Siendo así que, por lo demás, la plena compatibilidad constitucional de dicha determinación del legislador procesal contencioso-administrativo con una de las múltiples vertientes del derecho fundamental subjetivo a la tutela judicial efectiva a todos reconocido por el artículo 24.1 de la Constitución española, esto es, el derecho de acceso al recurso o segunda instancia, que no del acceso a la jurisdicción, fue ya declarada en su día por la sentencia del Tribunal Constitucional número 59/2003, de 24 de marzo, y reiterada por dicho Tribunal Constitucional por su sentencia número 116/2012 de 4 junio, bajo el siguiente tenor literal de esta última (el subrayado es nuestro):
'3.-Carece de fundamento el reproche que la demanda de amparo dirige contra la Sentencia del Tribunal Superior de Justicia que declaró mal admitido el recurso de apelación presentadopor la empresa frente al Auto de archivo del Juzgado. La resolución del Tribunal se fundó en entender que sólo cabe alzarse en apelación contra Autos dictados por los Juzgados en procesos de los que conocen 'en primera instancia' [ art. 80.1.c) de la Ley 29/1998, de 13 de julio, reguladora de la jurisdicción Contencioso-Administrativa , en adelante LJCA]; y que, al ser el acto administrativo impugnado una sanción de multa de 601,01 euros, de importe notoriamente inferior al umbral marcado por la Ley para el recurso de apelación contra Sentencias [ art. 81.1.a) LJCA ], el Juzgado conocía del asunto en única instancia. La demanda de amparo sostiene que la interpretación adecuada consiste en admitir la apelación contra cualquier resolución de inadmisión, aunque el art. 81.2.a) LJCA sólo se refiera expresamente a 'Sentencias' que declaren la inadmisibilidad del recurso, citando en su apoyo una resolución de otro Tribunal Superior de Justicia que mantiene ese criterio. La cuestión suscitada fue resuelta en la STC 59/2003, de 24 de marzo , F. 3, como indica el Fiscal certeramente. Tras constatar entonces que una Sala de lo Contencioso-Administrativo, al declarar mal admitido un recurso de apelación contra un Auto de inadmisión de un Juzgado con idéntico fundamento que ahora, se había basado en una causa de inadmisión legalmente prevista, de forma motivada, sin incurrir en error patente y sin asomo de arbitrariedad o manifiesta irrazonabilidad, la STC 59/2003 concluyó que la inadmisión del recurso respetaba el art. 24.1 CE (...)'.
Sentencia del Tribunal Constitucional número 59/2003, de 24 de marzo, aquélla que, por su parte, ya señaló al respecto que (nuevamente, el subrayado es nuestro):
'2. (...) b) En la fase de recurso el principio 'pro actione' pierde intensidad, pues el derecho al recurso no nace directamente de la Constitución sino de lo que hayan dispuesto las Leyes procesales, correspondiendo al ámbito de libertad del legislador, salvo en materia penal, el establecimiento y regulación de los recursos procedentes en cada caso ( SSTC 37/1995, de 7 de febrero, F. 5 ; 71/2002, de 8 de abril , F. 3), por lo que las decisiones judiciales de inadmisión no son, en principio, revisables en la vía de amparo. Esta regla general encuentra su excepción en aquellos supuestos en los que las resoluciones judiciales vulneren el derecho a la tutela judicial efectiva, toda vez que, configurado legalmente el recurso, el art. 24.1 CE garantiza también su utilización ( SSTC 63/1992, de 29 de abril, F. 2 y 63/2000, de 13 de marzo , F. 2). (...)

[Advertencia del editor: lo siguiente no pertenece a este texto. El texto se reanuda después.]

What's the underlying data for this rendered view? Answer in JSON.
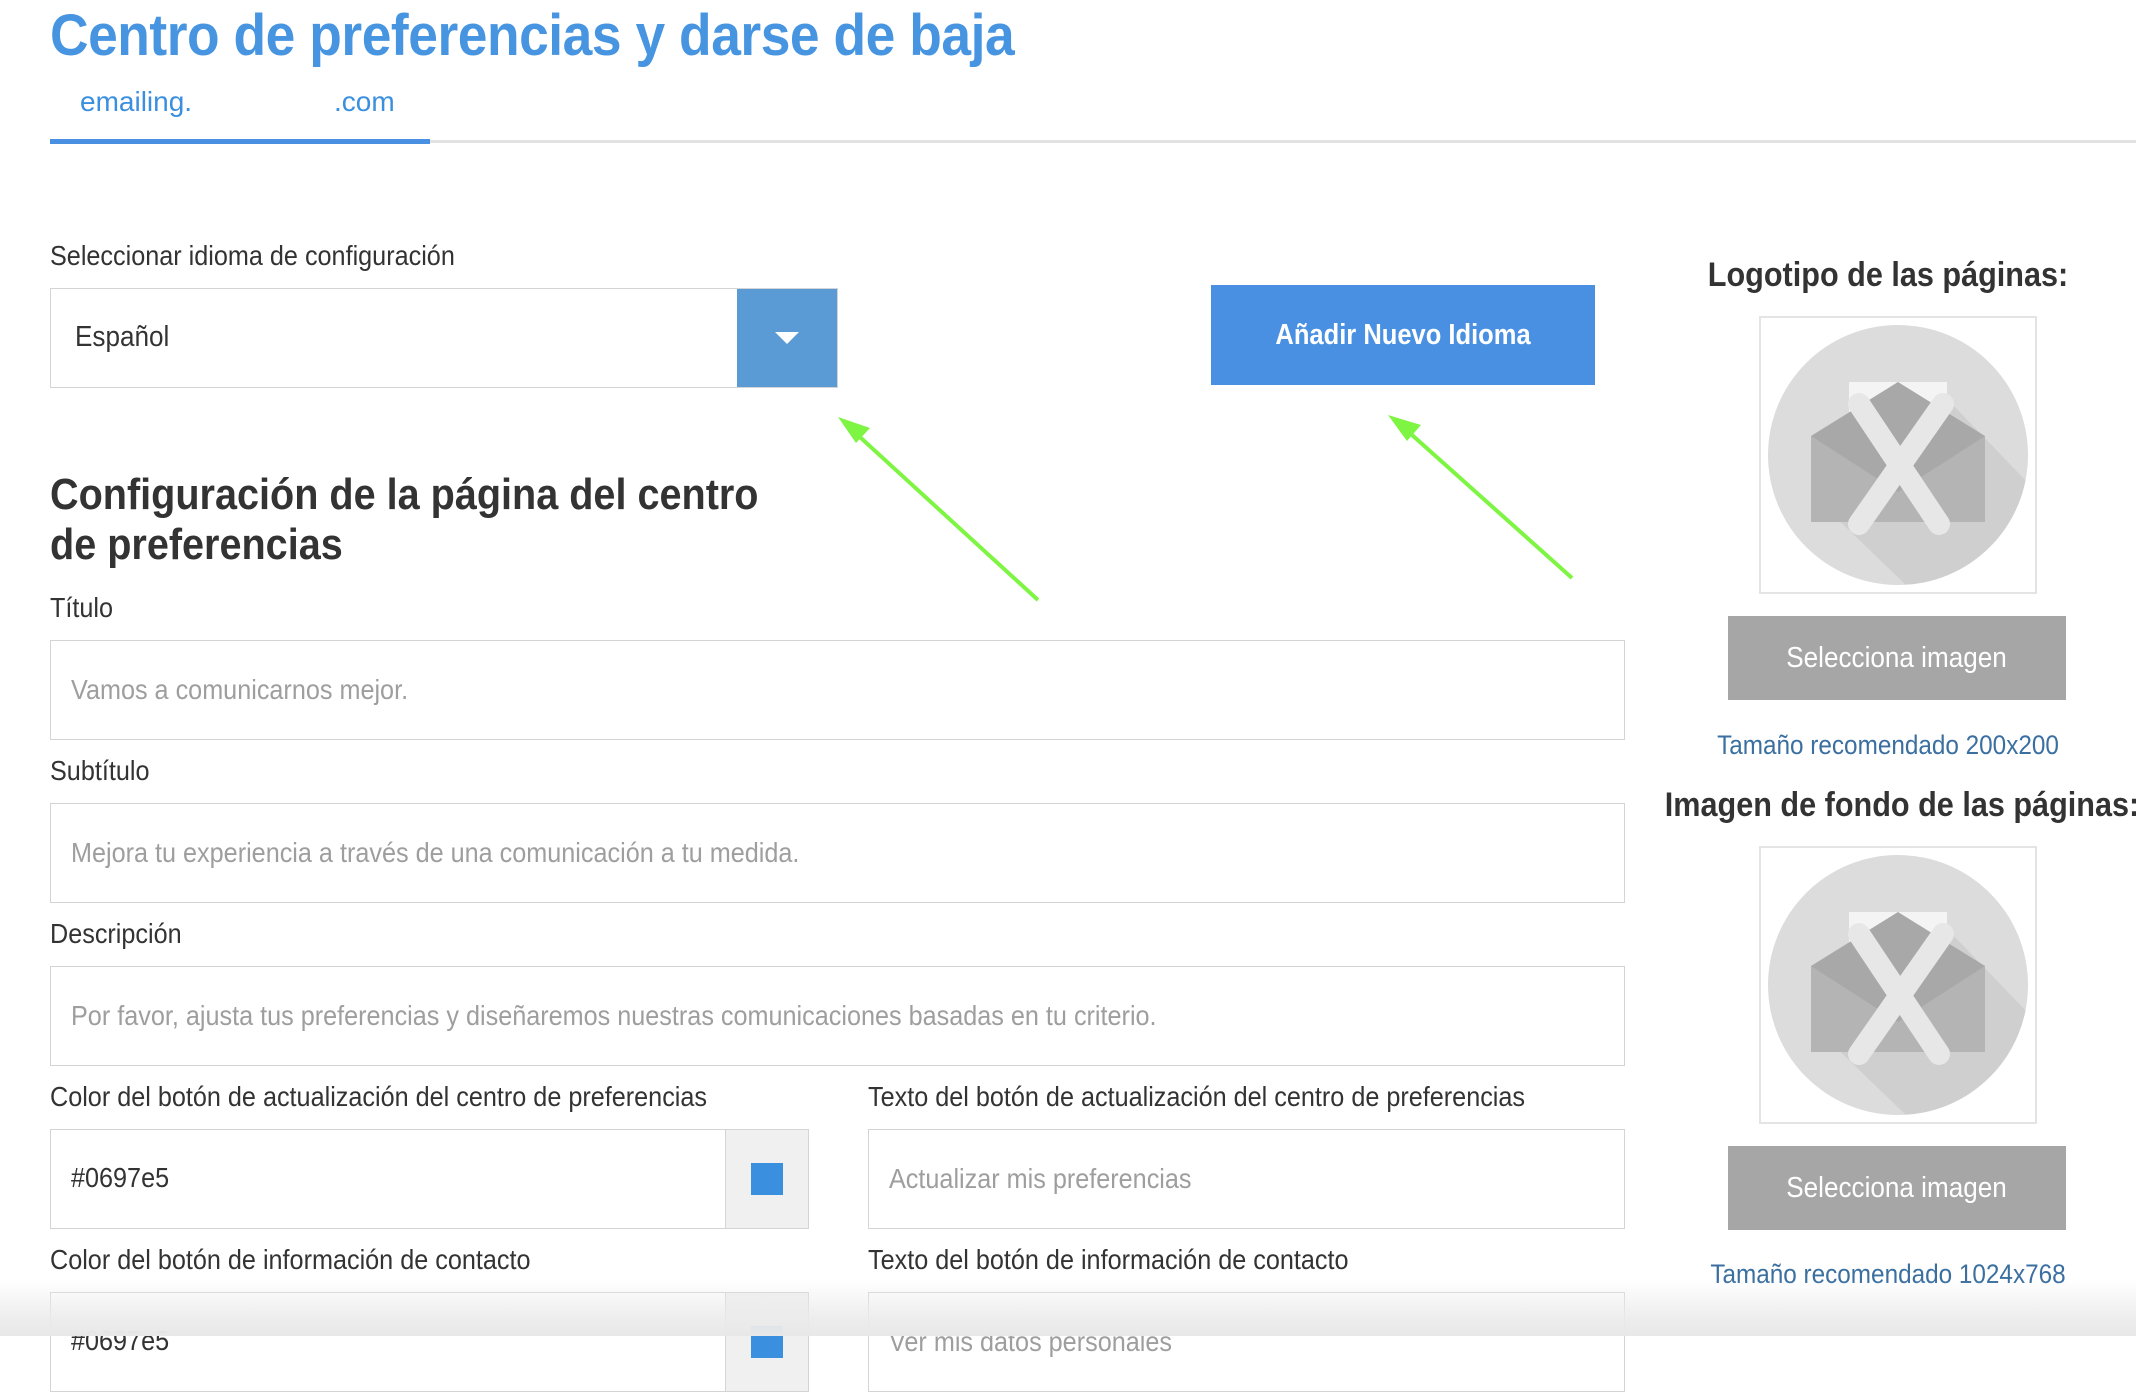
{
  "header": {
    "title": "Centro de preferencias y darse de baja",
    "tab_left": "emailing.",
    "tab_right": ".com"
  },
  "language": {
    "label": "Seleccionar idioma de configuración",
    "selected": "Español",
    "add_button": "Añadir Nuevo Idioma"
  },
  "section": {
    "title": "Configuración de la página del centro de preferencias"
  },
  "fields": {
    "titulo": {
      "label": "Título",
      "placeholder": "Vamos a comunicarnos mejor."
    },
    "subtitulo": {
      "label": "Subtítulo",
      "placeholder": "Mejora tu experiencia a través de una comunicación a tu medida."
    },
    "descripcion": {
      "label": "Descripción",
      "placeholder": "Por favor, ajusta tus preferencias y diseñaremos nuestras comunicaciones basadas en tu criterio."
    },
    "update_color": {
      "label": "Color del botón de actualización del centro de preferencias",
      "value": "#0697e5"
    },
    "update_text": {
      "label": "Texto del botón de actualización del centro de preferencias",
      "placeholder": "Actualizar mis preferencias"
    },
    "contact_color": {
      "label": "Color del botón de información de contacto",
      "value": "#0697e5"
    },
    "contact_text": {
      "label": "Texto del botón de información de contacto",
      "placeholder": "Ver mis datos personales"
    }
  },
  "sidebar": {
    "logo": {
      "title": "Logotipo de las páginas:",
      "button": "Selecciona imagen",
      "recommended": "Tamaño recomendado 200x200",
      "icon": "no-image-icon"
    },
    "background": {
      "title": "Imagen de fondo de las páginas:",
      "button": "Selecciona imagen",
      "recommended": "Tamaño recomendado 1024x768",
      "icon": "no-image-icon"
    }
  },
  "colors": {
    "title": "#4795e0",
    "primary_button": "#4a90e2",
    "select_arrow": "#5b9bd5",
    "gray_button": "#a6a6a6",
    "swatch": "#3a8fde",
    "annotation_arrow": "#7ef542"
  }
}
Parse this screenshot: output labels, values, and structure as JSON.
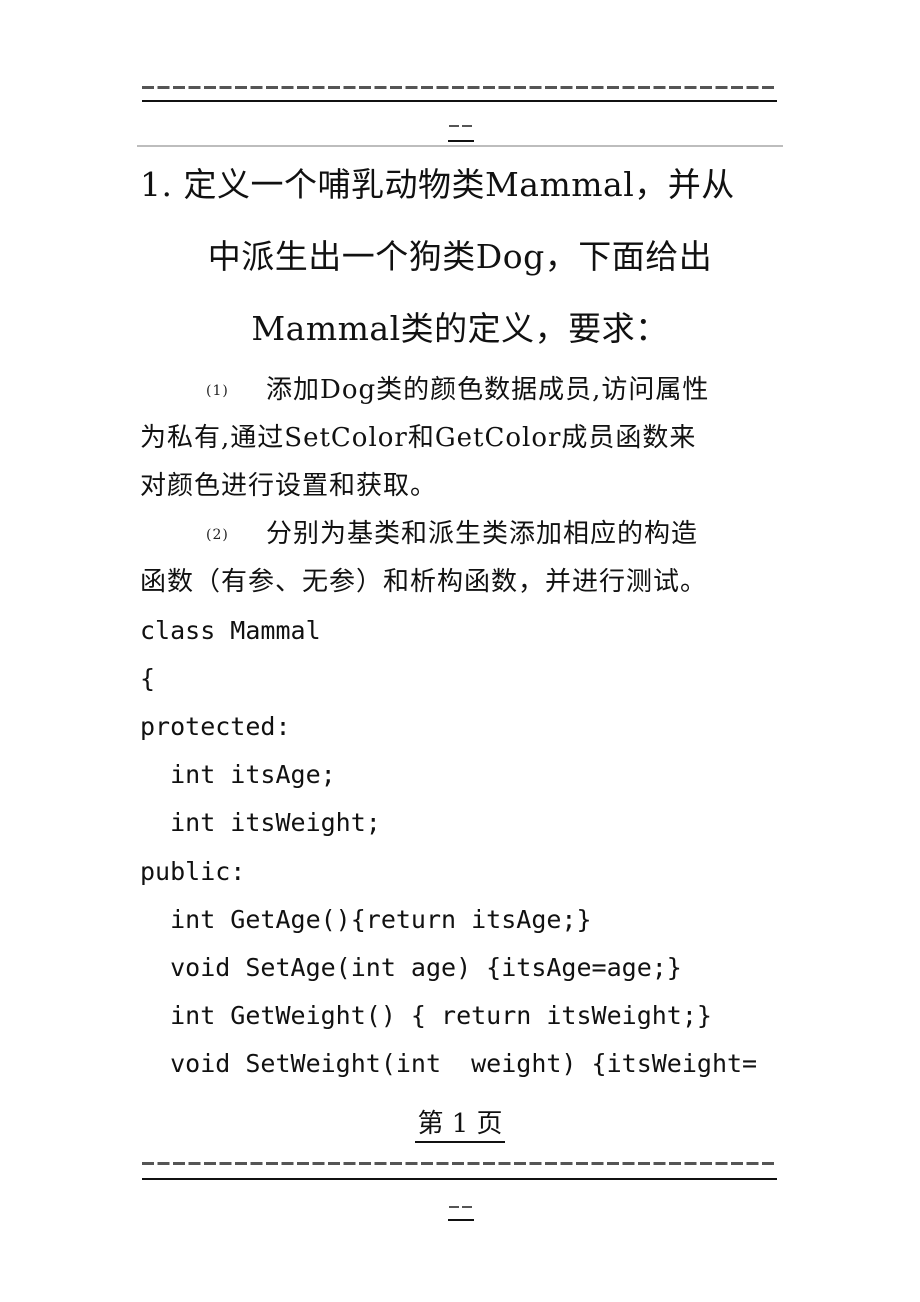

3. La queja constitucional constitutiva de la pretensión principal de la demanda de amparo ahora enjuiciada consiste en la denuncia de vulneración del derecho a la tutela judicial efectiva, en su vertiente de derecho de acceso a los recursos, por la Sentencia (...) En la referida Sentencia la Sala considera, partiendo del 'juego de los arts. 80.1.c ) y 81.1 a) de la Ley 29/1998, de 13 de julio, reguladora de la jurisdicción Contencioso-Administrativa ', que el meritado recurso de apelación es inadmisible porque la cuantía del asunto no alcanza la 'summa gravaminis' establecida por la legislación procesal Contencioso-Administrativa para la procedencia de este tipo de recurso. (...) En el presente caso ninguna duda cabe de que el órgano judicial se ha basado en una causa de inadmisión legalmente prevista, pues, al regular el recurso de apelación contra los Autos, el art. 80.1 c) LJCA/1998 (...) Pues bien, en el presente caso la interpretación jurídica efectuada por el órgano judicial para justificar la inadmisión de la apelación, no sólo no contraviene de manera frontal ningún precepto de la LJCA/1998, sino que, incluso, encuentra apoyo en la dicción literal del art. 80.1 c) de dicha Ley procesal , que, como hemos señalado con anterioridad, prevé exclusivamente el carácter apelable de los Autos declarativos de la inadmisibilidad de un recurso Contencioso-Administrativo o que impidan su continuación dictados por los Juzgados unipersonales 'en primera instancia', y no la apelabilidad de todos ellos, incluidos los dictados en supuestos de instancia única. (...) A la luz de las anteriores consideraciones debe rechazarse la existencia de la alegada vulneración del derecho a la tutela judicial efectiva, en su esfera de derecho de acceso a los recursos, por parte de la Sentencia núm. 17/2001, de 15 de febrero, de la Sección Tercera de la Sala de lo Contencioso-Administrativo del Tribunal Superior de Justicia de (...)'.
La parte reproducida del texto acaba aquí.